What did these titles have in common? Every week in the summer of 1986, one of these was the offering of "so bad it's good" cinema on this thirteen episode syndicated show. If for nothing else "Canned Film Festival" was invaluable for introducing people to the realm of the golden turkey movies, which had had a renewed interest in recent times. However, even in the dawn of the video age, a lot of these titles were hard to come by. Therefore, anyone who dared got a good crash course on the best of the worst in the summer of 86. Now if only summer school was THIS beneficial...

However, rather than just present the films on their own, some producer saw fit to insert wraparound segments featuring former SNL comedienne Laraine Newman as an usher in this representative set of a movie theatre, who also discuss the film in question with the regular bunch of goons that show up there every week. Considering this theatre was only filled every week with these five or six geeks, it's no wonder the Canned Film Theatre only stayed open thirteen weeks!

Someone forgot that the true laughs of this show came from the films in question, and not, certainly not, from the pathetic "comedy" offered up by the twerps in the theatre. Sample dialogue (from the episode which programmed SANTA CLAUS CONQUERS THE MARTIANS, featuring a very young Pia Zadora):

Twerp: Pia Zadora?!?! Does she take her clothes off?

Laraine Newman:She's only eight years old.

Twerp: So?

Barrel of laughs these folks are. One wonders what Starbucks they work at now.

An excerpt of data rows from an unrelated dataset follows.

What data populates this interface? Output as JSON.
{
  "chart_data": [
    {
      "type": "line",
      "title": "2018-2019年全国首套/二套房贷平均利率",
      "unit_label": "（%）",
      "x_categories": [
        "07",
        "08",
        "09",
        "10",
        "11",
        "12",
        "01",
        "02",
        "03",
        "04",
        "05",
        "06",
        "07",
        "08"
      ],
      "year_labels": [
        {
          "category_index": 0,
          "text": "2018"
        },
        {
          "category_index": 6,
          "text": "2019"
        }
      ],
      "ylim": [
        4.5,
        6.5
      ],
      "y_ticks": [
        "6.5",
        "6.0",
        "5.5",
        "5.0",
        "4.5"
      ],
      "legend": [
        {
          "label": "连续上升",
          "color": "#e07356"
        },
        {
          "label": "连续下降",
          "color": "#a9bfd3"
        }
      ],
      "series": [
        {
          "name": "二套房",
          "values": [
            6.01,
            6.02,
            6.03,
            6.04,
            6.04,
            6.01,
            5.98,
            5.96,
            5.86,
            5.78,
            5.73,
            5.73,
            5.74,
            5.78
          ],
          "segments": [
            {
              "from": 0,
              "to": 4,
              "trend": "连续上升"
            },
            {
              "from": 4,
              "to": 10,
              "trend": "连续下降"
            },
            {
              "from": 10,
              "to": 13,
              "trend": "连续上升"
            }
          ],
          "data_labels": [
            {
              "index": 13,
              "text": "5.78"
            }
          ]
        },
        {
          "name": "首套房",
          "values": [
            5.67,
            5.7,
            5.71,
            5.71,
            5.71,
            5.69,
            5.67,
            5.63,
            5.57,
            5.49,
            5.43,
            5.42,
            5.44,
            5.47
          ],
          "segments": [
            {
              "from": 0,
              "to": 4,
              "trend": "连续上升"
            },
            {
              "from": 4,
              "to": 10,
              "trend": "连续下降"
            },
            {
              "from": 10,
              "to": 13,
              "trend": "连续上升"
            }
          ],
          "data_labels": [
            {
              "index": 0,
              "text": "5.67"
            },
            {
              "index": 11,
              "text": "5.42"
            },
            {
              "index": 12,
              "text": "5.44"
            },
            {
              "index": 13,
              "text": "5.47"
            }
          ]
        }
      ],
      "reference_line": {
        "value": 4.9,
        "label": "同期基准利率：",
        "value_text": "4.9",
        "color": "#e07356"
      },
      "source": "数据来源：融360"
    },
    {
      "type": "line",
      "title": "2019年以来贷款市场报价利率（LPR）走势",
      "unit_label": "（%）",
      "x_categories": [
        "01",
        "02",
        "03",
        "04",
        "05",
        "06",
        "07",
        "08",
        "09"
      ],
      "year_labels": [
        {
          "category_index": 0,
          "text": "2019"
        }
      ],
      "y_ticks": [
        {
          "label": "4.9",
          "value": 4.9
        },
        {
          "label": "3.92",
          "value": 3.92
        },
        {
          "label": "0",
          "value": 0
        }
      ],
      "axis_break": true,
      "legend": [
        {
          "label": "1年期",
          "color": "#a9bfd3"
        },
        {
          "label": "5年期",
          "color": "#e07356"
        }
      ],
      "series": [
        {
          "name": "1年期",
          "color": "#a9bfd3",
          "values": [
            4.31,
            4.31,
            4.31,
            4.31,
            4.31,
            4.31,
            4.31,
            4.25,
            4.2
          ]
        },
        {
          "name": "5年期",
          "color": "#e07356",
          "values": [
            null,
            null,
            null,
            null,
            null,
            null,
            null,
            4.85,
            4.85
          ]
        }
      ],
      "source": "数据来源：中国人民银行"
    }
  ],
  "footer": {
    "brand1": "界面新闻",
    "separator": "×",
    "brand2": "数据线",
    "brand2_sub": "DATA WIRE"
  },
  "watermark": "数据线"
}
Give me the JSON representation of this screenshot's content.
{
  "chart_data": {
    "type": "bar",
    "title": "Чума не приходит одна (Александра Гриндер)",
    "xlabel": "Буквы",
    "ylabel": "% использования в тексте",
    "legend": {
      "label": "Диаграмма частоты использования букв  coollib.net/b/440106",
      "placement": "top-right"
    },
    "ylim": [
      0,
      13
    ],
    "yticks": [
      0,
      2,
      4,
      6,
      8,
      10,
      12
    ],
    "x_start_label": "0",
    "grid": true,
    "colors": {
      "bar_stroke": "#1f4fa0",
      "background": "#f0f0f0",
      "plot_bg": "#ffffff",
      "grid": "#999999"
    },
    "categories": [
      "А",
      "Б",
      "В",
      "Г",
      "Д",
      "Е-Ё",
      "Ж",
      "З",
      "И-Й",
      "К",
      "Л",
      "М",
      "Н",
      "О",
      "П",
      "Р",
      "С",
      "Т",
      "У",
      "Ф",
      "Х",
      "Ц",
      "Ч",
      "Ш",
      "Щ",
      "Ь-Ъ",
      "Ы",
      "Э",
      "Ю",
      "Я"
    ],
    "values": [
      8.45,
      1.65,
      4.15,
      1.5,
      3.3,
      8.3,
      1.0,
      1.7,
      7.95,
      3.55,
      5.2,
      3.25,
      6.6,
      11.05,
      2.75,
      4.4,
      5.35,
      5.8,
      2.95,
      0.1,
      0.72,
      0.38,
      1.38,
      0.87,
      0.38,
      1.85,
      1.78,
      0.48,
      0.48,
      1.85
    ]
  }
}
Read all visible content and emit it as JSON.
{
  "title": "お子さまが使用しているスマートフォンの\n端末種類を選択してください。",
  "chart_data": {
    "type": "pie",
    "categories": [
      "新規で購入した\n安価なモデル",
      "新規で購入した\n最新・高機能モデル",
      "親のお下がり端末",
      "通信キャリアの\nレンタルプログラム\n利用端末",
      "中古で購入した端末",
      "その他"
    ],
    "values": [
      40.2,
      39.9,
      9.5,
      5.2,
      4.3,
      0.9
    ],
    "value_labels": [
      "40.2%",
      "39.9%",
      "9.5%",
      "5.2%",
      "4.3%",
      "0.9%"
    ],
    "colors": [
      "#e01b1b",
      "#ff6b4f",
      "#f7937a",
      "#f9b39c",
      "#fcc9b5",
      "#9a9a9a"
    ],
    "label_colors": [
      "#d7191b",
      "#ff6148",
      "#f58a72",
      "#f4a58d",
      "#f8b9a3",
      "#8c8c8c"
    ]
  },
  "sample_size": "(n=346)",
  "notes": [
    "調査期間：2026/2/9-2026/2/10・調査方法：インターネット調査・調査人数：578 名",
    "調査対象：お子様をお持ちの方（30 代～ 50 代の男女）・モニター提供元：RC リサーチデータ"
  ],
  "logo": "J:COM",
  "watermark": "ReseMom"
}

This "comic relief" might be forgivable if it didn't cut into the programming that people really came to see. Because "Canned Film Festival" was made for a 90-minute timeslot, that left roughly 72 minutes of show, including the new footage in the theatre. Therefore, the films were cut down to barely an hour. ROBOT MONSTER was missing all the bizarre dinosaur footage, and the immortal jukebox segment from THE CRAWLING HAND was missing in action.

Even so, as the video age opened the doors of bad cinema to a new generation, "Canned Film Festival" was a noteworthy little primer that is still well remembered by discriminating insomniacs.